Musim Panas Hibrida yang Panas di Amerika

musim-panas-hibrida-yang-panas-di-amerika
Musim Panas Hibrida yang Panas di Amerika

Di Eropa, kenaikan harga gas karena Iran dulu membuat pembeli mobil lebih memikirkan mobil listrik dibandingkan sebelumnya.

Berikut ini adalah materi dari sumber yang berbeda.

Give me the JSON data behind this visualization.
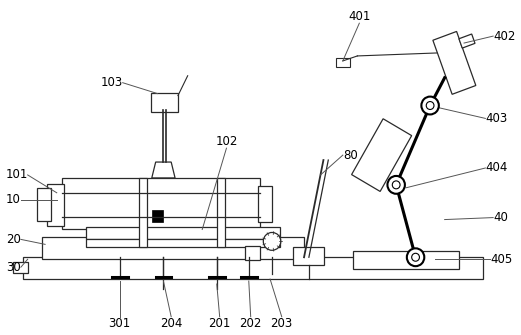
{
  "bg_color": "#ffffff",
  "line_color": "#2a2a2a",
  "fig_width": 5.21,
  "fig_height": 3.35,
  "dpi": 100,
  "label_fs": 8.5
}
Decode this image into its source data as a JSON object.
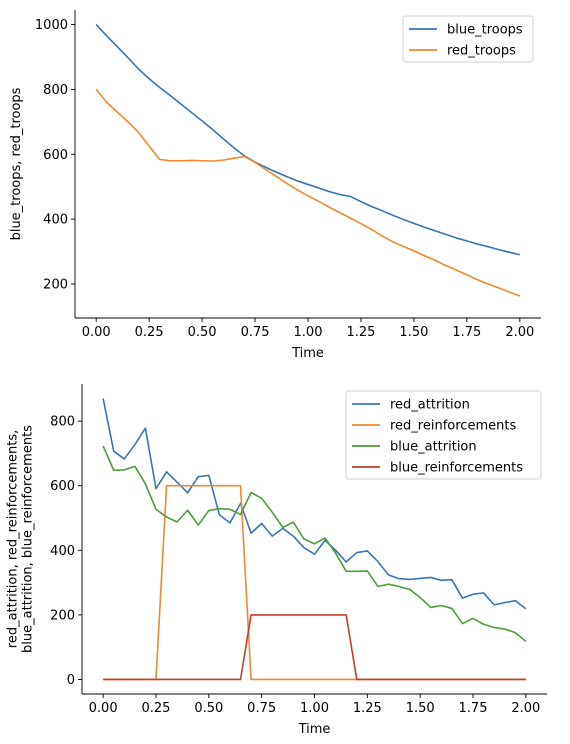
{
  "chart_data": [
    {
      "type": "line",
      "xlabel": "Time",
      "ylabel": "blue_troops, red_troops",
      "xlim": [
        -0.1,
        2.1
      ],
      "ylim": [
        95,
        1045
      ],
      "xticks": [
        0.0,
        0.25,
        0.5,
        0.75,
        1.0,
        1.25,
        1.5,
        1.75,
        2.0
      ],
      "xtick_labels": [
        "0.00",
        "0.25",
        "0.50",
        "0.75",
        "1.00",
        "1.25",
        "1.50",
        "1.75",
        "2.00"
      ],
      "yticks": [
        200,
        400,
        600,
        800,
        1000
      ],
      "ytick_labels": [
        "200",
        "400",
        "600",
        "800",
        "1000"
      ],
      "legend_position": "top-right",
      "grid": false,
      "x": [
        0.0,
        0.05,
        0.1,
        0.15,
        0.2,
        0.25,
        0.3,
        0.35,
        0.4,
        0.45,
        0.5,
        0.55,
        0.6,
        0.65,
        0.7,
        0.75,
        0.8,
        0.85,
        0.9,
        0.95,
        1.0,
        1.05,
        1.1,
        1.15,
        1.2,
        1.25,
        1.3,
        1.35,
        1.4,
        1.45,
        1.5,
        1.55,
        1.6,
        1.65,
        1.7,
        1.75,
        1.8,
        1.85,
        1.9,
        1.95,
        2.0
      ],
      "series": [
        {
          "name": "blue_troops",
          "color": "#3a75b0",
          "values": [
            1000,
            965,
            932,
            898,
            863,
            833,
            806,
            781,
            755,
            729,
            703,
            676,
            648,
            620,
            595,
            576,
            560,
            545,
            531,
            518,
            507,
            496,
            485,
            476,
            470,
            454,
            439,
            426,
            412,
            399,
            387,
            375,
            364,
            353,
            342,
            333,
            323,
            315,
            306,
            298,
            290
          ]
        },
        {
          "name": "red_troops",
          "color": "#ee8a2f",
          "values": [
            800,
            760,
            730,
            700,
            668,
            625,
            584,
            580,
            580,
            581,
            580,
            579,
            582,
            588,
            593,
            575,
            553,
            532,
            510,
            490,
            472,
            455,
            437,
            420,
            403,
            386,
            368,
            348,
            330,
            316,
            302,
            287,
            273,
            257,
            243,
            228,
            213,
            200,
            188,
            175,
            163
          ]
        }
      ]
    },
    {
      "type": "line",
      "xlabel": "Time",
      "ylabel": "red_attrition, red_reinforcements,\nblue_attrition, blue_reinforcements",
      "ylabel_lines": [
        "red_attrition, red_reinforcements,",
        "blue_attrition, blue_reinforcements"
      ],
      "xlim": [
        -0.1,
        2.1
      ],
      "ylim": [
        -45,
        915
      ],
      "xticks": [
        0.0,
        0.25,
        0.5,
        0.75,
        1.0,
        1.25,
        1.5,
        1.75,
        2.0
      ],
      "xtick_labels": [
        "0.00",
        "0.25",
        "0.50",
        "0.75",
        "1.00",
        "1.25",
        "1.50",
        "1.75",
        "2.00"
      ],
      "yticks": [
        0,
        200,
        400,
        600,
        800
      ],
      "ytick_labels": [
        "0",
        "200",
        "400",
        "600",
        "800"
      ],
      "legend_position": "top-right",
      "grid": false,
      "x": [
        0.0,
        0.05,
        0.1,
        0.15,
        0.2,
        0.25,
        0.3,
        0.35,
        0.4,
        0.45,
        0.5,
        0.55,
        0.6,
        0.65,
        0.7,
        0.75,
        0.8,
        0.85,
        0.9,
        0.95,
        1.0,
        1.05,
        1.1,
        1.15,
        1.2,
        1.25,
        1.3,
        1.35,
        1.4,
        1.45,
        1.5,
        1.55,
        1.6,
        1.65,
        1.7,
        1.75,
        1.8,
        1.85,
        1.9,
        1.95,
        2.0
      ],
      "series": [
        {
          "name": "red_attrition",
          "color": "#3a75b0",
          "values": [
            870,
            707,
            683,
            727,
            778,
            591,
            643,
            611,
            578,
            628,
            632,
            510,
            485,
            545,
            453,
            483,
            444,
            468,
            444,
            408,
            388,
            431,
            400,
            364,
            393,
            398,
            365,
            324,
            312,
            310,
            313,
            316,
            307,
            309,
            252,
            264,
            268,
            231,
            238,
            244,
            219
          ]
        },
        {
          "name": "red_reinforcements",
          "color": "#ee8a2f",
          "values": [
            0,
            0,
            0,
            0,
            0,
            0,
            600,
            600,
            600,
            600,
            600,
            600,
            600,
            600,
            0,
            0,
            0,
            0,
            0,
            0,
            0,
            0,
            0,
            0,
            0,
            0,
            0,
            0,
            0,
            0,
            0,
            0,
            0,
            0,
            0,
            0,
            0,
            0,
            0,
            0,
            0
          ]
        },
        {
          "name": "blue_attrition",
          "color": "#4e9c3a",
          "values": [
            723,
            648,
            649,
            660,
            606,
            527,
            503,
            488,
            524,
            478,
            523,
            529,
            527,
            511,
            579,
            561,
            518,
            471,
            487,
            435,
            420,
            438,
            391,
            335,
            335,
            336,
            288,
            295,
            288,
            279,
            254,
            223,
            229,
            220,
            173,
            189,
            171,
            161,
            156,
            145,
            118
          ]
        },
        {
          "name": "blue_reinforcements",
          "color": "#c63d2f",
          "values": [
            0,
            0,
            0,
            0,
            0,
            0,
            0,
            0,
            0,
            0,
            0,
            0,
            0,
            0,
            200,
            200,
            200,
            200,
            200,
            200,
            200,
            200,
            200,
            200,
            0,
            0,
            0,
            0,
            0,
            0,
            0,
            0,
            0,
            0,
            0,
            0,
            0,
            0,
            0,
            0,
            0
          ]
        }
      ]
    }
  ]
}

Penjualan kendaraan baterai-listrik (BEV) naik lebih dari 33 persen pada paruh pertama tahun 2026 dibandingkan waktu yang sama tahun lalu, menurut data diterbitkan oleh konsultan Eropa dan organisasi non-pemerintah bulan ini.

Hal serupa tidak terjadi di AS. Penjualan listrik hampir naik 15 persen pada kuartal kedua tahun ini dibandingkan dengan kuartal pertama. Tapi secara keseluruhan jumlah EV terjual masih sedikit. Mereka tertinggal jauh dibandingkan proyeksi optimis yang dibuat sebelum pemerintahan Trump membalikkan dukungan federal untuk teknologi tersebutyang mencakup kredit pajak yang besar hingga $7.500, dan sebelum pembuat mobil meresponsnya menelepon kembali milik mereka sendiri rencana listrik.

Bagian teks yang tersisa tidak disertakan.